それはまだ幼い光と影
柔らかい光を浴びて、銀色に輝くような、薄紫の髪。それをふわりとなびかせて、その少女はこちらを見た。月明かりが、闇を照らすかのような金色の瞳だった。しかしそのぼんやりとした瞳は、まるでどこも見ていないかのようで。
目の前にいたのは、まだ一桁くらいであろう齢の少女。どうやら、自分は彼女に喚ばれて人界に来たらしいと悟る。声を発しようとすると、言葉が、翻訳されるように浮かんだ。
「お嬢が、わいを喚んだんか?」
発した言葉に違和は感じたものの、少女には通じたらしい。よんだ? と小さく声を漏らし、小首を傾げた。
「わいは、魔界の悪魔や。お嬢が使った魔術に喚ばれて、こないな姿で人界に出とる」
変わり果てた自らの姿。美しかった姿は見る影もなく、例えるならこれは、頭蓋骨。例えるならというか、寧ろ頭蓋骨。この少女のイメージがそうさせたのか、悪魔を1人この世界に喚ぶには少女の力が足りなかったのかは分からないが、あんまりだ。
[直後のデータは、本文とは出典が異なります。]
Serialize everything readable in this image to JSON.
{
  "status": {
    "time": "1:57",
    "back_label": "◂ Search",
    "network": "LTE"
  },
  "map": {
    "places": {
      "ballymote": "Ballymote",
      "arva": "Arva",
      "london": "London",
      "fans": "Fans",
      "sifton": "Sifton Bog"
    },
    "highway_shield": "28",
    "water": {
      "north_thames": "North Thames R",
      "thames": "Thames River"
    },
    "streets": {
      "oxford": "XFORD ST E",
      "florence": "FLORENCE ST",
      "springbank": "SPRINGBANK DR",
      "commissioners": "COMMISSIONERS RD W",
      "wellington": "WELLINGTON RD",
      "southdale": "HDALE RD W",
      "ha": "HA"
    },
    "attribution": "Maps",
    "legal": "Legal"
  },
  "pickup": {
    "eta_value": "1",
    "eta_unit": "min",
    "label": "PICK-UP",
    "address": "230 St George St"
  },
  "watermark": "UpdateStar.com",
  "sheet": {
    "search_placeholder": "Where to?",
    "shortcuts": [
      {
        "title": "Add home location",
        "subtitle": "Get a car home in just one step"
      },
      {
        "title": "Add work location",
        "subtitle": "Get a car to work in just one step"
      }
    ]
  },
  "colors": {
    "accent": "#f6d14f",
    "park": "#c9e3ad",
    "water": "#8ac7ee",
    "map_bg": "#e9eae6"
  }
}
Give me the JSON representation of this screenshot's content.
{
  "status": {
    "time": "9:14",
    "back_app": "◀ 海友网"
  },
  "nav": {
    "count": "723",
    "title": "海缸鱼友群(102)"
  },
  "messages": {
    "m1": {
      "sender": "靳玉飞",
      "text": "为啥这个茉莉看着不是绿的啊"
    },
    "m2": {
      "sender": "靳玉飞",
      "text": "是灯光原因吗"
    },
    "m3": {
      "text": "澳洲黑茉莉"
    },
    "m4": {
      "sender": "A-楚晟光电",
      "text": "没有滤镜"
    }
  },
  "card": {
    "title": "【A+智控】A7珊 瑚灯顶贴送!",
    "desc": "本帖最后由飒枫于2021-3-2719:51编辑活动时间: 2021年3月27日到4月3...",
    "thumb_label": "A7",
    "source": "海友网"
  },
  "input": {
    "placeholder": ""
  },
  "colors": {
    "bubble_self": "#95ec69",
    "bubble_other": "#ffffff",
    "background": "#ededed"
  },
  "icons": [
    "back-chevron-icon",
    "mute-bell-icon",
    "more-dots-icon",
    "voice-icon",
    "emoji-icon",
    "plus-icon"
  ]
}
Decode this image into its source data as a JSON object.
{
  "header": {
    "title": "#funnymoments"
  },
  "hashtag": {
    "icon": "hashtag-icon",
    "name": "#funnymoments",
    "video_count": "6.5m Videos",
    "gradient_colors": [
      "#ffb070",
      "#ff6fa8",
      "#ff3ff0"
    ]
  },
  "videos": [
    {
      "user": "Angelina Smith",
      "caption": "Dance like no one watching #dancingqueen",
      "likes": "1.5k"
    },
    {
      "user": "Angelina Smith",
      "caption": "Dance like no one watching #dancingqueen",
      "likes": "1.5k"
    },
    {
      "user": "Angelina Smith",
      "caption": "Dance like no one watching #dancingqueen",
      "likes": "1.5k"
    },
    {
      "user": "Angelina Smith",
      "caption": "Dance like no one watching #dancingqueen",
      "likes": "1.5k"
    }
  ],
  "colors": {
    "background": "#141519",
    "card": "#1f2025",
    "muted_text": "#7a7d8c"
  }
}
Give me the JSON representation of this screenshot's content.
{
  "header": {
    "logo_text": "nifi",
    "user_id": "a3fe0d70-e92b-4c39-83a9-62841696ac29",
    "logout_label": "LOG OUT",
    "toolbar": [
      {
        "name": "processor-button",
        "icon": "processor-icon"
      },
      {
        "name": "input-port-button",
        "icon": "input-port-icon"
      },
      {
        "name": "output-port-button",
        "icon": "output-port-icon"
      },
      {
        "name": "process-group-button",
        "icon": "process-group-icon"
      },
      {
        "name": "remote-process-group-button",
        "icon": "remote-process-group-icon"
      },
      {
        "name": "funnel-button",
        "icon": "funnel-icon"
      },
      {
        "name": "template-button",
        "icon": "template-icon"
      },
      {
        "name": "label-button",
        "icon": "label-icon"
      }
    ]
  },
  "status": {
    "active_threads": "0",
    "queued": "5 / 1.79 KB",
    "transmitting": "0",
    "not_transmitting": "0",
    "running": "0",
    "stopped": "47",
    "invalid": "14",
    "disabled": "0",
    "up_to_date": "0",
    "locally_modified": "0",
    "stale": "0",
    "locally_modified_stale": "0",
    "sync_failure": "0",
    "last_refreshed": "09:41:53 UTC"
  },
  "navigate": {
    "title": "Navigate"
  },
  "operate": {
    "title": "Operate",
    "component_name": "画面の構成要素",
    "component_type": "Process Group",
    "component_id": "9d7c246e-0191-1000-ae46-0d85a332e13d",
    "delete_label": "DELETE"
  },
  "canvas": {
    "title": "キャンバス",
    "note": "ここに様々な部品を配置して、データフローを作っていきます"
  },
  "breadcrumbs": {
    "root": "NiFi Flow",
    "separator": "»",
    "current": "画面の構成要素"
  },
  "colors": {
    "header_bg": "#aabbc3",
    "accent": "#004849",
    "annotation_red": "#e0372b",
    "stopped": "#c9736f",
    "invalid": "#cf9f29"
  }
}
「お嬢の願いはなんや。ワイを使魔として喚んだんは、何が目的や」
「もくてき……?」
その言葉に、悩むような仕草を見せた少女は、思い出したように頷いた。
「……ともだち。ずっと、いっしょがいい」
胸の辺りにぎゅっと握りしめた本は、高等黒魔術。そこで初めて、少女の手に赤黒い液体が付着しているのに気づいた。それに気づくと、今度は、錆のような、嫌な臭いを感じた。
「……みんな、いなくなったから」
呟いて、俯いた少女を残し、ふよふよと、臭いの濃い方へ、飛んだ。
……――
そこで見た光景は、今でも目に焼き付いている。自分は、少女を守ると決めた。
そうして、少女、リープ・リヒの使魔として契約し、それに安心したのか気を失ったリープは、次に目を覚ましたとき、細かい記憶を失っていた。ただ、その記憶は"現在"に辻褄が合うように補完され、リープの中の歴史は、使魔の『クノッヘン』がずっと友達で、ずっと一緒に育ってきた。
それならばそれでも構わないかと、付き合うことにして。幼い少女と、何も知らない使魔2人で、どこでどうやって生きようかなぁと。迷っていたところで、中央大陸の噂を聞いた。行けばなんとかなるかと、強行して、学院都市で迷っていたら、目的地に保護された。噂に聞いた通り、過去を深くは掘り下げずに、今と未来を目指させてくれるその学院で、リープと自分は生活していた。他はどうかわからないが、リープと自分には、その環境がとても合う。過去とはいずれ、向き合うときも来るだろうが。忘れているなら、今はただ、未来を。
傍らのリープを改めて見ると、相変わらずぼんやりした顔で、空を見上げていた。
「お嬢、今、楽しいんか?」
「たのしい……?」
ぼんやりした表情からは、何も読み取れない。
「わくわくするんか?」
「わくわく……?」
うーん、と考え込むような仕草。
「クノッヘン……」
ぼそりと呟かれた名前に、ん? と聞き返すと、ふんわりと微笑んで。
「クノッヘン、いるから。たのしい」
ふふ、と照れ臭そうに告げたその言葉に、じんわりと暖かくなるような、そんな不思議な気持ちになる。そうか、と返して、照れ臭さを誤魔化すように、くるりと回転する。
今は、それで良い。自分といることで、少しでもリープが前を向いて歩いていけるなら、自分はいつまでも側にいて、この子を守る。
「さ、今日はどこに行こか?」
「どこ……? ん、お散歩……おみせのほう」
少しずつでも、人と関わっていくリープに、安心感と寂しさを感じるのはまるで親心のような。そんなもの、いたこともなることもないのだろうから、知りはしない筈なのに。
少女の選択が、光であれ闇であれ、この子の命が尽きるまで、共にいたいと。見守りたいと。ここに存在する理由は、ただ、そればかり。